Cost rental housing
What is cost rental housing?
Cost rental housing provides affordable rented accommodation to people on middle incomes. It is aimed at people who are above the threshold for social housing but have difficulty affording private rented accommodation. It is called ‘cost rental’ because the rent you pay is based on the cost of building, managing and maintaining the homes. It does not include any profit for a developer. This makes the rent cheaper than standard rents. The rent for cost rental homes must be at least 25% below regular market rents in an area.
Cost rental homes are delivered by approved housing bodies (AHB’s), local authorities and the Land Development Agency (LDA). They provide long-term security of tenure, so people can rent the same home indefinitely.
The Government aims to deliver 18,000 cost-rental homes by 2030. This is outlined in the Housing for All plan, which sets out the housing plan for Ireland to 2030.
Regulations on cost rental housing are set out in the Affordable Housing Act 2021.
How does cost rental work?
In cost rental homes, the rent is based on how much building, managing and maintaining the property will cost. This cost is calculated over a minimum of 40 years and the rents must be at least 25% below private market rents in the area. Rents are linked to annual inflation, so any rent increases will be in-line with inflation.
Tenants have greater security of tenure in cost rental homes, making renting a long-term option.
Cost rental homes are delivered by approved housing bodies (AHB’s), local authorities and the Land Development Agency (LDA). The local authorities and approved housing bodies apply for government funding and grants to help cover the cost of building or buying these homes.
Do I qualify for cost rental housing?
Cost rental homes are aimed at people on middle incomes who may have difficulty paying the rent in private rented accommodation, but who don’t meet the income criteria for social housing support.
You qualify for cost rental housing if:
- Your net household income is below €66,000 per annum for Dublin and €59,000 for everywhere else in the country. These income limits were increased from €53,000 nationwide on 1 August 2023.
- You are not getting any social housing supports, including the Housing Assistance Payment (HAP)
- You do not own a property
- Your household size matches the size of the property advertised. For example, a two-bed unit may be suitable for two adults, a couple, or lone parent with 1 or more children.
- You can afford to pay the rent for the home
- Your household has only applied once for a specific cost rental property
Note: Net household income is calculated by adding together the net income for each household member aged 18 and over. Net income means that income tax, universal social charge, PRSI and superannuation contributions are deducted from the relevant gross assessable income.
Eligibility criteria for cost rental homes are set out in SI 755 of 2021.
How do I apply for a cost rental home?
Cost rental homes are new and only a number of these developments have been delivered so far.
When cost rental homes become available, they are advertised online by the AHB, local authority or LDA, depending on who is administering the individual scheme. If you are interested in cost rental housing, you should check the AHB and local authority websites for details on upcoming schemes. You apply for each cost rental home as it becomes available, there is no central application system.

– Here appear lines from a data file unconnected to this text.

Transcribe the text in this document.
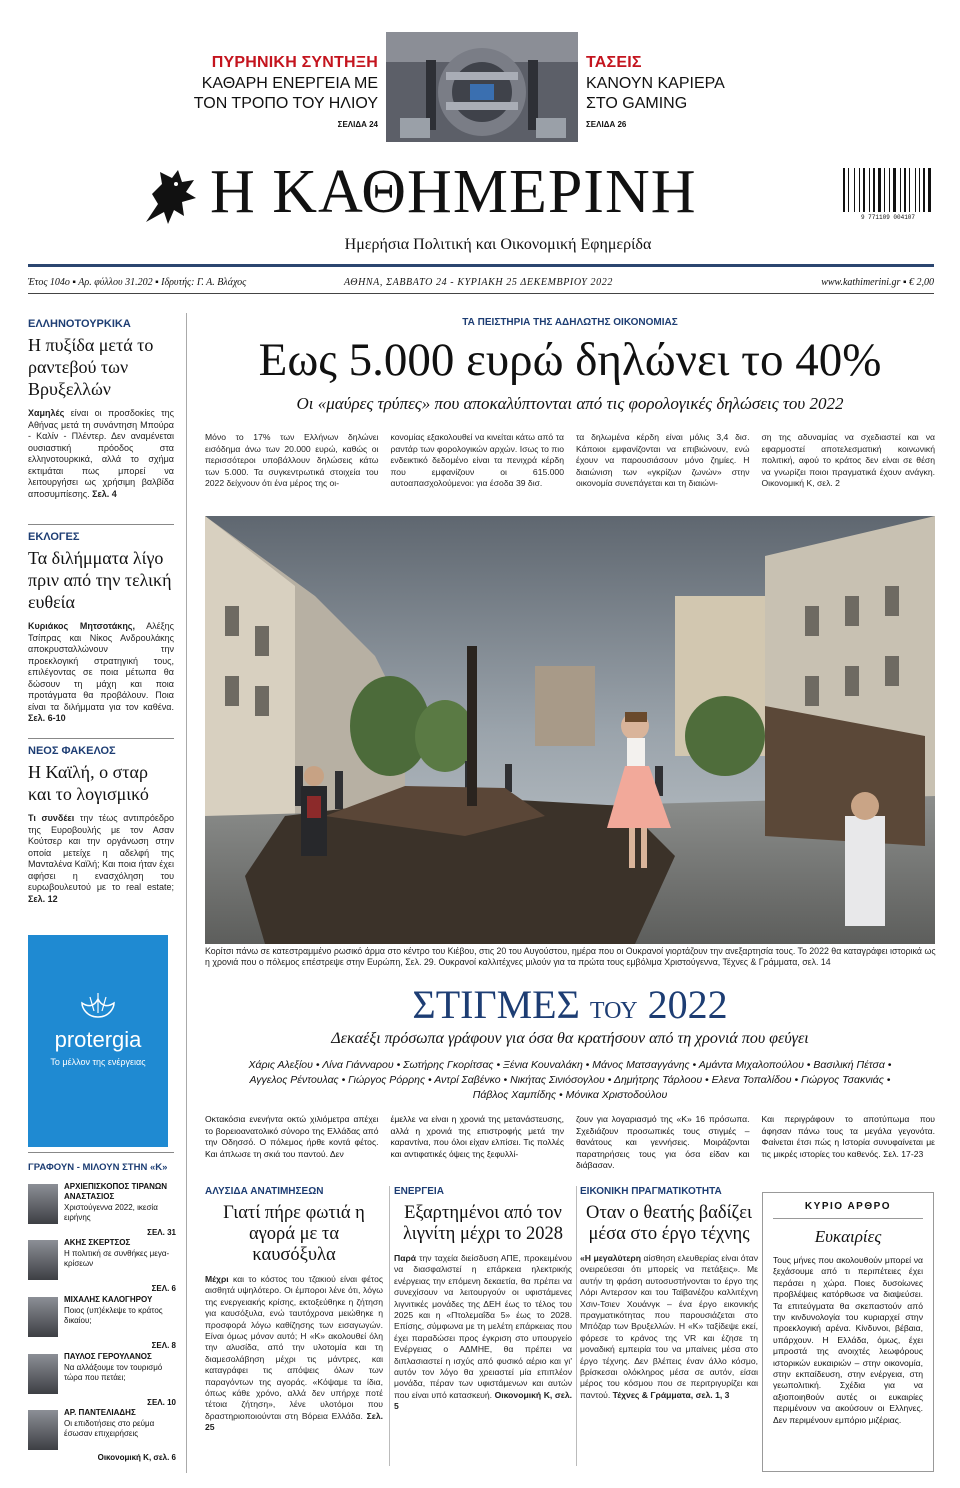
ΠΥΡΗΝΙΚΗ ΣΥΝΤΗΞΗ
ΚΑΘΑΡΗ ΕΝΕΡΓΕΙΑ ΜΕ
ΤΟΝ ΤΡΟΠΟ ΤΟΥ ΗΛΙΟΥ
ΣΕΛΙΔΑ 24
ΤΑΣΕΙΣ
ΚΑΝΟΥΝ ΚΑΡΙΕΡΑ
ΣΤΟ GAMING
ΣΕΛΙΔΑ 26
Η ΚΑΘΗΜΕΡΙΝΗ
Ημερήσια Πολιτική και Οικονομική Εφημερίδα
9 771109 004107
Έτος 104ο ▪ Αρ. φύλλου 31.202 ▪ Ιδρυτής: Γ. Α. Βλάχος	ΑΘΗΝΑ, ΣΑΒΒΑΤΟ 24 - ΚΥΡΙΑΚΗ 25 ΔΕΚΕΜΒΡΙΟΥ 2022	www.kathimerini.gr ▪ € 2,00
ΕΛΛΗΝΟΤΟΥΡΚΙΚΑ
Η πυξίδα μετά το ραντεβού των Βρυξελλών
Χαμηλές είναι οι προσδοκίες της Αθήνας μετά τη συνάντηση Μπούρα - Καλίν - Πλέντερ. Δεν αναμένεται ουσιαστική πρόοδος στα ελληνοτουρκικά, αλλά το σχήμα εκτιμάται πως μπορεί να λειτουργήσει ως χρήσιμη βαλβίδα αποσυμπίεσης. Σελ. 4
ΕΚΛΟΓΕΣ
Τα διλήμματα λίγο πριν από την τελική ευθεία
Κυριάκος Μητσοτάκης, Αλέξης Τσίπρας και Νίκος Ανδρουλάκης αποκρυσταλλώνουν την προεκλογική στρατηγική τους, επιλέγοντας σε ποια μέτωπα θα δώσουν τη μάχη και ποια προτάγματα θα προβάλουν. Ποια είναι τα διλήμματα για τον καθένα. Σελ. 6-10
ΝΕΟΣ ΦΑΚΕΛΟΣ
Η Καϊλή, ο σταρ και το λογισμικό
Τι συνδέει την τέως αντιπρόεδρο της Ευροβουλής με τον Ασαν Κούτσερ και την οργάνωση στην οποία μετείχε η αδελφή της Μανταλένα Καϊλή; Και ποια ήταν έχει αφήσει η ενασχόληση του ευρωβουλευτού με το real estate; Σελ. 12
protergia
Το μέλλον της ενέργειας
ΓΡΑΦΟΥΝ - ΜΙΛΟΥΝ ΣΤΗΝ «Κ»
ΑΡΧΙΕΠΙΣΚΟΠΟΣ ΤΙΡΑΝΩΝ ΑΝΑΣΤΑΣΙΟΣ
Χριστούγεννα 2022, ικεσία ειρήνης
ΣΕΛ. 31
ΑΚΗΣ ΣΚΕΡΤΣΟΣ
Η πολιτική σε συνθήκες μεγα-κρίσεων
ΣΕΛ. 6
ΜΙΧΑΛΗΣ ΚΑΛΟΓΗΡΟΥ
Ποιος (υπ)έκλεψε το κράτος δικαίου;
ΣΕΛ. 8
ΠΑΥΛΟΣ ΓΕΡΟΥΛΑΝΟΣ
Να αλλάξουμε τον τουρισμό τώρα που πετάει;
ΣΕΛ. 10
ΑΡ. ΠΑΝΤΕΛΙΑΔΗΣ
Οι επιδοτήσεις στο ρεύμα έσωσαν επιχειρήσεις
Οικονομική Κ, σελ. 6
ΤΑ ΠΕΙΣΤΗΡΙΑ ΤΗΣ ΑΔΗΛΩΤΗΣ ΟΙΚΟΝΟΜΙΑΣ
Εως 5.000 ευρώ δηλώνει το 40%
Οι «μαύρες τρύπες» που αποκαλύπτονται από τις φορολογικές δηλώσεις του 2022
Μόνο το 17% των Ελλήνων δηλώνει εισόδημα άνω των 20.000 ευρώ, καθώς οι περισσότεροι υποβάλλουν δηλώσεις κάτω των 5.000. Τα συγκεντρωτικά στοιχεία του 2022 δείχνουν ότι ένα μέρος της οι-
κονομίας εξακολουθεί να κινείται κάτω από τα ραντάρ των φορολογικών αρχών. Ισως το πιο ενδεικτικό δεδομένο είναι τα πενιχρά κέρδη που εμφανίζουν οι 615.000 αυτοαπασχολούμενοι: για έσοδα 39 δισ.
τα δηλωμένα κέρδη είναι μόλις 3,4 δισ. Κάποιοι εμφανίζονται να επιβιώνουν, ενώ έχουν να παρουσιάσουν μόνο ζημίες. Η διαιώνιση των «γκρίζων ζωνών» στην οικονομία συνεπάγεται και τη διαιώνι-
ση της αδυναμίας να σχεδιαστεί και να εφαρμοστεί αποτελεσματική κοινωνική πολιτική, αφού το κράτος δεν είναι σε θέση να γνωρίζει ποιοι πραγματικά έχουν ανάγκη. Οικονομική Κ, σελ. 2
Κορίτσι πάνω σε κατεστραμμένο ρωσικό άρμα στο κέντρο του Κιέβου, στις 20 του Αυγούστου, ημέρα που οι Ουκρανοί γιορτάζουν την ανεξαρτησία τους. Το 2022 θα καταγράφει ιστορικά ως η χρονιά που ο πόλεμος επέστρεψε στην Ευρώπη, Σελ. 29. Ουκρανοί καλλιτέχνες μιλούν για τα πρώτα τους εμβόλιμα Χριστούγεννα, Τέχνες & Γράμματα, σελ. 14
ΣΤΙΓΜΕΣ ΤΟΥ 2022
Δεκαέξι πρόσωπα γράφουν για όσα θα κρατήσουν από τη χρονιά που φεύγει
Χάρις Αλεξίου • Λίνα Γιάνναρου • Σωτήρης Γκορίτσας • Ξένια Κουναλάκη • Μάνος Ματσαγγάνης • Αμάντα Μιχαλοπούλου • Βασιλική Πέτσα • Αγγελος Ρέντουλας • Γιώργος Ρόρρης • Αντρί Σαβένκο • Νικήτας Σινιόσογλου • Δημήτρης Τάρλοου • Ελενα Τοπαλίδου • Γιώργος Τσακνιάς • Πάβλος Χαμπίδης • Μόνικα Χριστοδούλου
Οκτακόσια ενενήντα οκτώ χιλιόμετρα απέχει το βορειοανατολικό σύνορο της Ελλάδας από την Οδησσό. Ο πόλεμος ήρθε κοντά φέτος. Και άπλωσε τη σκιά του παντού. Δεν
έμελλε να είναι η χρονιά της μετανάστευσης, αλλά η χρονιά της επιστροφής μετά την καραντίνα, που όλοι είχαν ελπίσει. Τις πολλές και αντιφατικές όψεις της ξεφυλλί-
ζουν για λογαριασμό της «Κ» 16 πρόσωπα. Σχεδιάζουν προσωπικές τους στιγμές – θανάτους και γεννήσεις. Μοιράζονται παρατηρήσεις τους για όσα είδαν και διάβασαν.
Και περιγράφουν το αποτύπωμα που άφησαν πάνω τους τα μεγάλα γεγονότα. Φαίνεται έτσι πώς η Ιστορία συνυφαίνεται με τις μικρές ιστορίες του καθενός. Σελ. 17-23
ΑΛΥΣΙΔΑ ΑΝΑΤΙΜΗΣΕΩΝ
Γιατί πήρε φωτιά η αγορά με τα καυσόξυλα
Μέχρι και το κόστος του τζακιού είναι φέτος αισθητά υψηλότερο. Οι έμποροι λένε ότι, λόγω της ενεργειακής κρίσης, εκτοξεύθηκε η ζήτηση για καυσόξυλα, ενώ ταυτόχρονα μειώθηκε η προσφορά λόγω καθίζησης των εισαγωγών. Είναι όμως μόνον αυτό; Η «Κ» ακολουθεί όλη την αλυσίδα, από την υλοτομία και τη διαμεσολάβηση μέχρι τις μάντρες, και καταγράφει τις απόψεις όλων των παραγόντων της αγοράς. «Κόψαμε τα ίδια, όπως κάθε χρόνο, αλλά δεν υπήρχε ποτέ τέτοια ζήτηση», λένε υλοτόμοι που δραστηριοποιούνται στη Βόρεια Ελλάδα. Σελ. 25
ΕΝΕΡΓΕΙΑ
Εξαρτημένοι από τον λιγνίτη μέχρι το 2028
Παρά την ταχεία διείσδυση ΑΠΕ, προκειμένου να διασφαλιστεί η επάρκεια ηλεκτρικής ενέργειας την επόμενη δεκαετία, θα πρέπει να συνεχίσουν να λειτουργούν οι υφιστάμενες λιγνιτικές μονάδες της ΔΕΗ έως το τέλος του 2025 και η «Πτολεμαΐδα 5» έως το 2028. Επίσης, σύμφωνα με τη μελέτη επάρκειας που έχει παραδώσει προς έγκριση στο υπουργείο Ενέργειας ο ΑΔΜΗΕ, θα πρέπει να διπλασιαστεί η ισχύς από φυσικό αέριο και γι' αυτόν τον λόγο θα χρειαστεί μία επιπλέον μονάδα, πέραν των υφιστάμενων και αυτών που είναι υπό κατασκευή. Οικονομική Κ, σελ. 5
ΕΙΚΟΝΙΚΗ ΠΡΑΓΜΑΤΙΚΟΤΗΤΑ
Οταν ο θεατής βαδίζει μέσα στο έργο τέχνης
«Η μεγαλύτερη αίσθηση ελευθερίας είναι όταν ονειρεύεσαι ότι μπορείς να πετάξεις». Με αυτήν τη φράση αυτοσυστήνονται το έργο της Λόρι Αντερσον και του Ταϊβανέζου καλλιτέχνη Χσιν-Τσιεν Χουάνγκ – ένα έργο εικονικής πραγματικότητας που παρουσιάζεται στο Μπόζαρ των Βρυξελλών. Η «Κ» ταξίδεψε εκεί, φόρεσε το κράνος της VR και έζησε τη μοναδική εμπειρία του να μπαίνεις μέσα στο έργο τέχνης. Δεν βλέπεις έναν άλλο κόσμο, βρίσκεσαι ολόκληρος μέσα σε αυτόν, είσαι μέρος του κόσμου που σε περιτριγυρίζει και παντού. Τέχνες & Γράμματα, σελ. 1, 3
ΚΥΡΙΟ ΑΡΘΡΟ
Ευκαιρίες
Τους μήνες που ακολουθούν μπορεί να ξεχάσουμε από τι περιπέτειες έχει περάσει η χώρα. Ποιες δυσοίωνες προβλέψεις κατόρθωσε να διαψεύσει. Τα επιτεύγματα θα σκεπαστούν από την κινδυνολογία του κυριαρχεί στην προεκλογική αρένα. Κίνδυνοι, βέβαια, υπάρχουν. Η Ελλάδα, όμως, έχει μπροστά της ανοιχτές λεωφόρους ιστορικών ευκαιριών – στην οικονομία, στην εκπαίδευση, στην ενέργεια, στη γεωπολιτική. Σχέδια για να αξιοποιηθούν αυτές οι ευκαιρίες περιμένουν να ακούσουν οι Ελληνες. Δεν περιμένουν εμπόριο μιζέριας.
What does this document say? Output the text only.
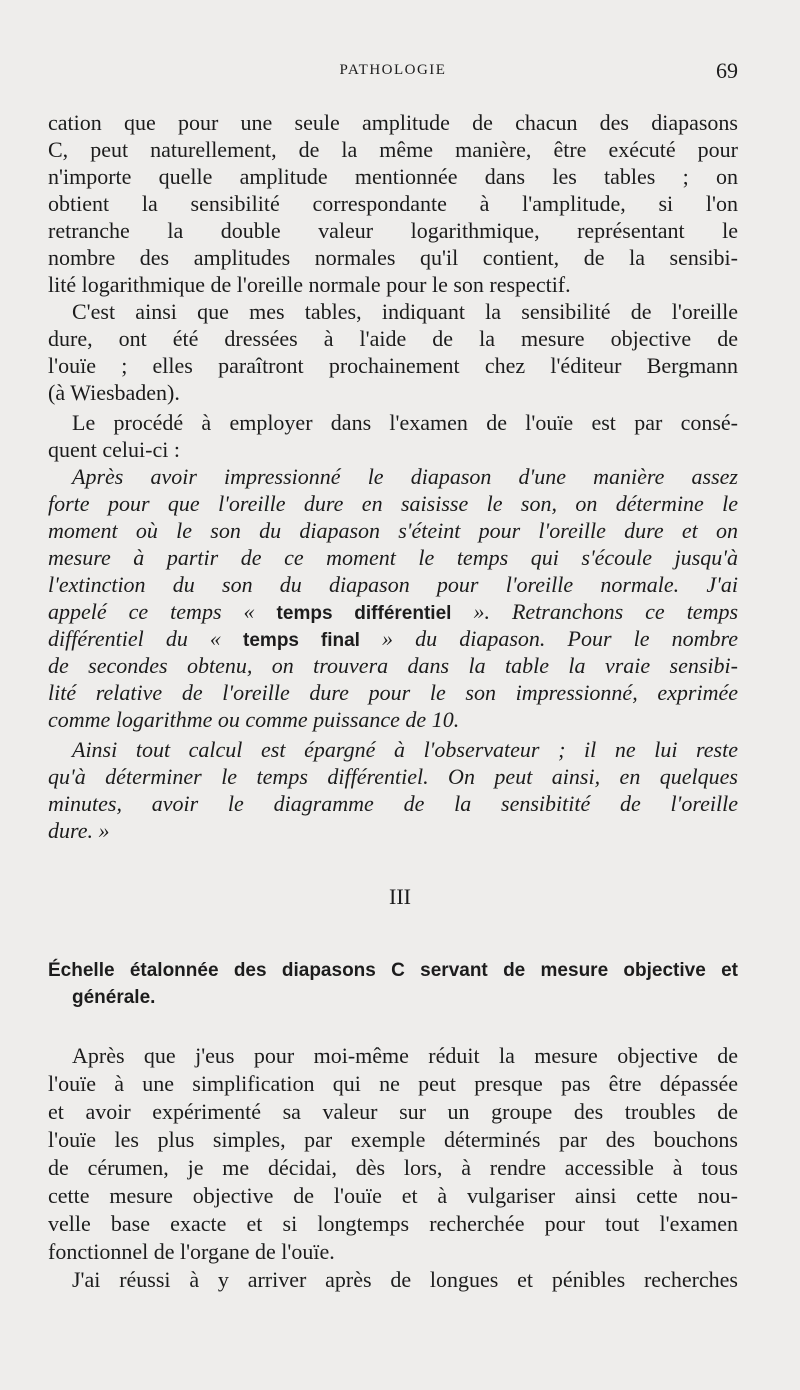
PATHOLOGIE	69
cation que pour une seule amplitude de chacun des diapasons
C, peut naturellement, de la même manière, être exécuté pour
n'importe quelle amplitude mentionnée dans les tables ; on
obtient la sensibilité correspondante à l'amplitude, si l'on
retranche la double valeur logarithmique, représentant le
nombre des amplitudes normales qu'il contient, de la sensibi-
lité logarithmique de l'oreille normale pour le son respectif.
C'est ainsi que mes tables, indiquant la sensibilité de l'oreille
dure, ont été dressées à l'aide de la mesure objective de
l'ouïe ; elles paraîtront prochainement chez l'éditeur Bergmann
(à Wiesbaden).
Le procédé à employer dans l'examen de l'ouïe est par consé-
quent celui-ci :
Après avoir impressionné le diapason d'une manière assez
forte pour que l'oreille dure en saisisse le son, on détermine le
moment où le son du diapason s'éteint pour l'oreille dure et on
mesure à partir de ce moment le temps qui s'écoule jusqu'à
l'extinction du son du diapason pour l'oreille normale. J'ai
appelé ce temps « temps différentiel ». Retranchons ce temps
différentiel du « temps final » du diapason. Pour le nombre
de secondes obtenu, on trouvera dans la table la vraie sensibi-
lité relative de l'oreille dure pour le son impressionné, exprimée
comme logarithme ou comme puissance de 10.
Ainsi tout calcul est épargné à l'observateur ; il ne lui reste
qu'à déterminer le temps différentiel. On peut ainsi, en quelques
minutes, avoir le diagramme de la sensibitité de l'oreille
dure. »
III
Échelle étalonnée des diapasons C servant de mesure objective et
générale.
Après que j'eus pour moi-même réduit la mesure objective de
l'ouïe à une simplification qui ne peut presque pas être dépassée
et avoir expérimenté sa valeur sur un groupe des troubles de
l'ouïe les plus simples, par exemple déterminés par des bouchons
de cérumen, je me décidai, dès lors, à rendre accessible à tous
cette mesure objective de l'ouïe et à vulgariser ainsi cette nou-
velle base exacte et si longtemps recherchée pour tout l'examen
fonctionnel de l'organe de l'ouïe.
J'ai réussi à y arriver après de longues et pénibles recherches
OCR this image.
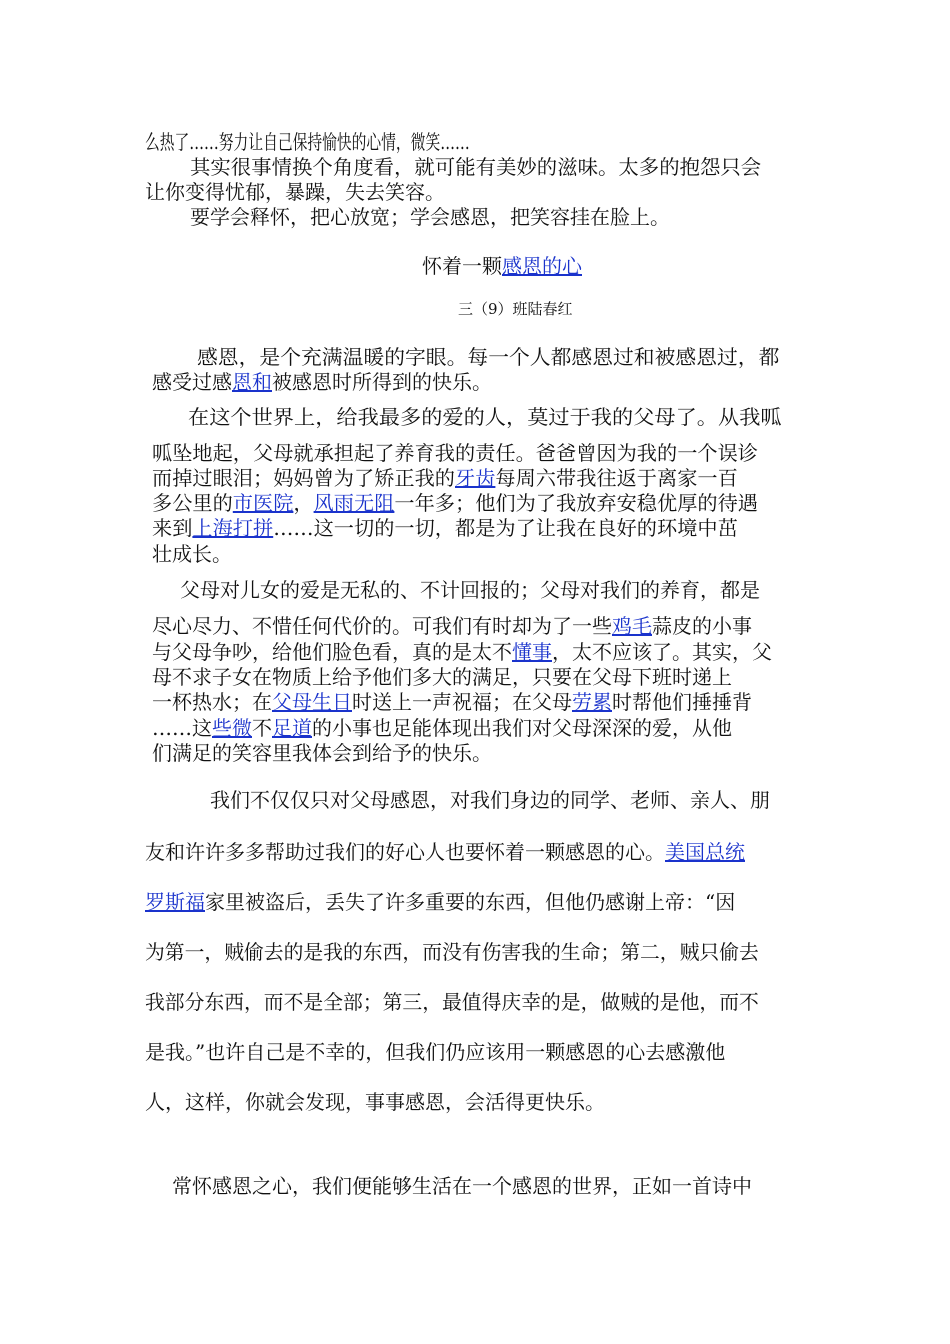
么热了……努力让自己保持愉快的心情，微笑……
其实很事情换个角度看，就可能有美妙的滋味。太多的抱怨只会
让你变得忧郁，暴躁，失去笑容。
要学会释怀，把心放宽；学会感恩，把笑容挂在脸上。
怀着一颗感恩的心
三（9）班陆春红
感恩，是个充满温暖的字眼。每一个人都感恩过和被感恩过，都
感受过感恩和被感恩时所得到的快乐。
在这个世界上，给我最多的爱的人，莫过于我的父母了。从我呱
呱坠地起，父母就承担起了养育我的责任。爸爸曾因为我的一个误诊
而掉过眼泪；妈妈曾为了矫正我的牙齿每周六带我往返于离家一百
多公里的市医院，风雨无阻一年多；他们为了我放弃安稳优厚的待遇
来到上海打拼……这一切的一切，都是为了让我在良好的环境中茁
壮成长。
父母对儿女的爱是无私的、不计回报的；父母对我们的养育，都是
尽心尽力、不惜任何代价的。可我们有时却为了一些鸡毛蒜皮的小事
与父母争吵，给他们脸色看，真的是太不懂事，太不应该了。其实，父
母不求子女在物质上给予他们多大的满足，只要在父母下班时递上
一杯热水；在父母生日时送上一声祝福；在父母劳累时帮他们捶捶背
……这些微不足道的小事也足能体现出我们对父母深深的爱，从他
们满足的笑容里我体会到给予的快乐。
我们不仅仅只对父母感恩，对我们身边的同学、老师、亲人、朋
友和许许多多帮助过我们的好心人也要怀着一颗感恩的心。美国总统
罗斯福家里被盗后，丢失了许多重要的东西，但他仍感谢上帝：“因
为第一，贼偷去的是我的东西，而没有伤害我的生命；第二，贼只偷去
我部分东西，而不是全部；第三，最值得庆幸的是，做贼的是他，而不
是我。”也许自己是不幸的，但我们仍应该用一颗感恩的心去感激他
人，这样，你就会发现，事事感恩，会活得更快乐。
常怀感恩之心，我们便能够生活在一个感恩的世界，正如一首诗中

The landlord (AHB, local authority or LDA) decides on the application process for each cost rental scheme. For example, an AHB may take applications online on its website. If there are more applications than homes available, there will be a lottery for places. Every eligible application for each unit type will be entered into a lottery and names will be chosen at random. Each landlord may have a different process for confirming eligibility, including asking for specific documentation.
When you are a cost rental tenant
When you are a cost rental tenant, your landlord will be the organisation who delivered your home. For example, the AHB or local authority who provided your cost rental home or an agent operating on their behalf. You will have a tenancy agreement with the landlord, which will include details about the length of the tenancy, as well as the rights and responsibilities you have as a tenant. With cost rental homes you get longer security of tenure. For example, under one of the first AHB cost rental schemes, the initial tenancy is for 6 years. Then, the tenancy automatically rolls over indefinitely after that, if there are no issues with breaches of tenancy or rent arrears.
If you are a tenant in cost rental housing, you are protected in residential tenancies legislation. You have some of the same rights as private tenants. For example, you can access the RTB’s dispute resolution process and your tenancy must be registered with the RTB. However, there are some differences, for example, the rent setting process is different and a cost rental tenancy cannot be terminated for the same reasons as private tenancies.
Your rent must be at least 25% below private market rents in the area. Rents are linked to inflation, so any rent increases will be in-line with inflation. Your cost rental tenancy agreement may include information about how often your rent will be reviewed. However, if it does not, the general rules say that rent cannot be reviewed within 12 months of the start of the tenancy and not more than once every 12 months after that. You must get notice of a rent review and this notice must contain specific information about the new rent. If you have a dispute about the new rent, you can bring this to the RTB within 28 days of getting the rent review notice.
If your circumstances change when you are a cost rental tenant, you can continue renting the property. For example, if your household income increases above the income limit after you’ve moved in, you won’t have to move out.